I’ve lived in the midwest my whole life and have never been anywhere near anywhere that needs to worry about flooding. To suggest that the whole midwest is flood-prone is a bit of an exaggeration.
18 makes a good point; there are plenty of high places with good drainage in the midwest, and many of them have good groundwater too boot.
In our neck of the woods, it was all swamp 100 years ago with just a few islands from glacial debris. Well, they started digging some ditches to drain the water and now we have extremely good farming soil. Only they let some of the ditches go without cleaning so they are filled up with sand.
I know several people who have wet ground. My sump usually only runs in the wet spring and occasionally in the fall. It has run almost continuously since last winter. But I am still drier than many.
The Midwest has well defined flood zones, otherwise known as areas likely to flood in any 100 year period. Any real estate agent has access to the maps, and should warn clients away from those areas.
However, you really can’t predict where tornadoes will hit, other than anywhere in Tornado Alley (most of the Midwest, the South, and Texas). National Geographic printed a map showing tornado paths over their recorded history in the US. Much of those areas were covered in tornado paths. Tornadoes also hit elsewhere; downtown Salt Lake City got hit just a few years ago.
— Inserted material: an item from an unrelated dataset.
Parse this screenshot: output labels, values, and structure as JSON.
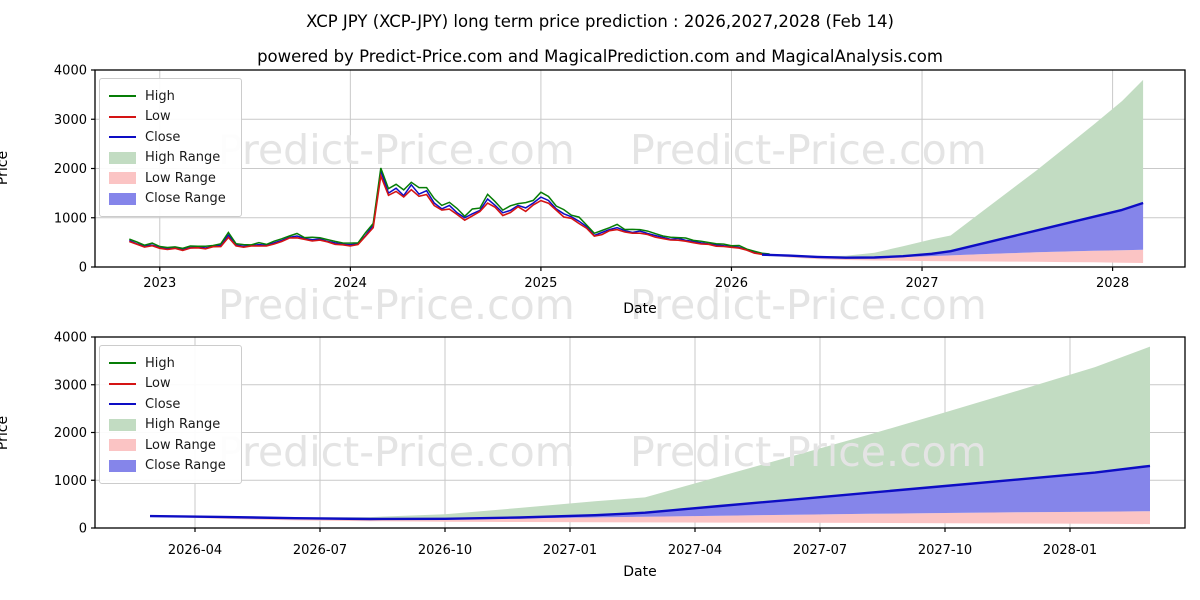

On earthquakes: there’s a huge area in the Midwest, South and East, centered on New Madrid MO, that was affected by the New Madrid earthquake in the early 19th century. If that fault slips again as an 8.0 or 9.0 quake, St Louis and Memphis are going to be pancaked (from the quake and its effects on the Mississippi River), and many other cities are going to be badly damaged. The Science, History, and Weather Channels have run specials about the risk.
Makes about as much sense as building below sea level in New Orleans.